Niestety to kolejny dowód na to, jak zanieczyszczony jest Bałtyk. I to nie tylko takimi śmieciami jak sieci czy rowery (!). Według ekspertów, z naszego kraju do Bałtyku spływa najwięcej zanieczyszczeń. Rolnicy często nie mają pojęcia o tym, że przyczyniają się do złej jakości polskich wód. Nawet gdybyśmy dzisiaj zaczęli nagle dbać o środowisko, to stan naszych rzek i morza nie ulegnie znacznej poprawie jeszcze przez wiele lat.
Morze Bałtyckie boleśnie odczuło również skutki II wojny światowej. Dno morza to nie tylko wraki zatopionych statków, ale też zatopione składy broni chemicznej. W głębiach na Bałtyku zatopiono amunicję chemiczną oraz beczki z trującymi gazami m.in. parzącym iperytem. W Głębi Bornholmskiej, Gotlandzkiej oraz Gdańskiej znalazło się ponad 50 tys. ton bojowych środków chemicznych. Tak przynajmniej świadczą oficjalne źródła, w praktyce niebezpiecznych środków może być więcej i zdecydowanie bliżej. To bomby z opóźnionym zapłonem.
Eksperci uważają, że beczki pozostaną szczelne maksymalnie przez 150 lat.
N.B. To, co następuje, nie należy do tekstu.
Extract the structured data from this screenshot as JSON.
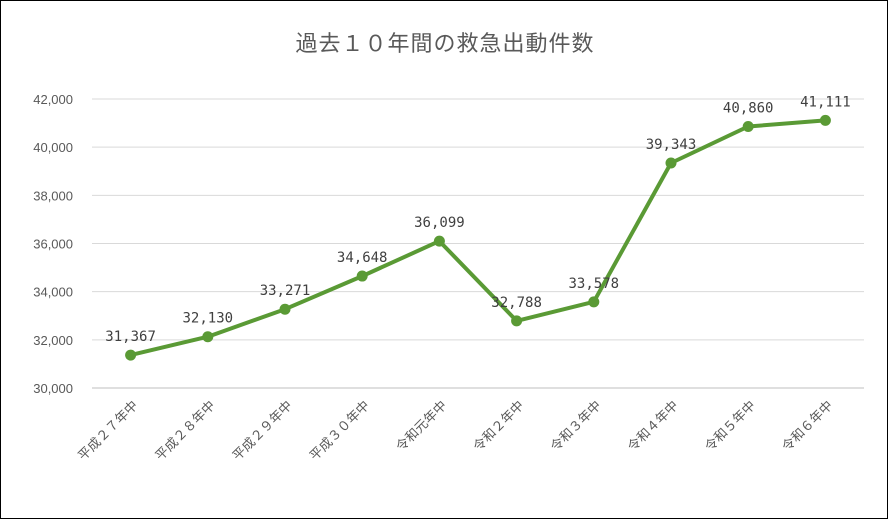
{
  "chart_data": {
    "type": "line",
    "title": "過去１０年間の救急出動件数",
    "categories": [
      "平成２７年中",
      "平成２８年中",
      "平成２９年中",
      "平成３０年中",
      "令和元年中",
      "令和２年中",
      "令和３年中",
      "令和４年中",
      "令和５年中",
      "令和６年中"
    ],
    "values": [
      31367,
      32130,
      33271,
      34648,
      36099,
      32788,
      33578,
      39343,
      40860,
      41111
    ],
    "data_labels": [
      "31,367",
      "32,130",
      "33,271",
      "34,648",
      "36,099",
      "32,788",
      "33,578",
      "39,343",
      "40,860",
      "41,111"
    ],
    "y_ticks": [
      "30,000",
      "32,000",
      "34,000",
      "36,000",
      "38,000",
      "40,000",
      "42,000"
    ],
    "ylim": [
      30000,
      42000
    ],
    "grid": true,
    "legend": "none",
    "line_color": "#5a9a35"
  }
}
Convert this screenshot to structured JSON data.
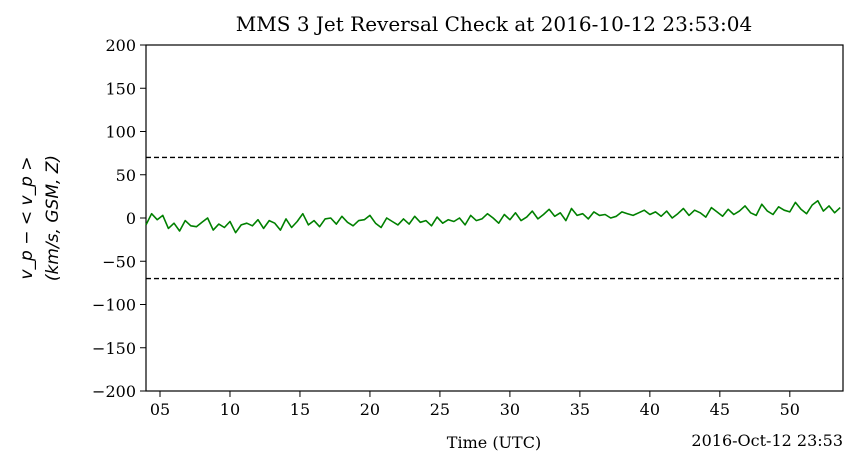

Jednak już teraz ostrzegają, że broń chemiczna z czasów drugiej wojny światowej może znajdować się nawet bardzo blisko popularnych, wakacyjnych kąpielisk w Darłowie, Kołobrzegu czy Dziwnowie. Beczki znajdują się tam nawet na głębokości 10-12 metrów. Nie wiadomo jednak dokładnie, gdzie i ile beczek zatopiono.
Akcja “Czysty Bałtyk” jest jak najbardziej szlachetna, ale jak widać, to tylko kropla w morzu potrzeb.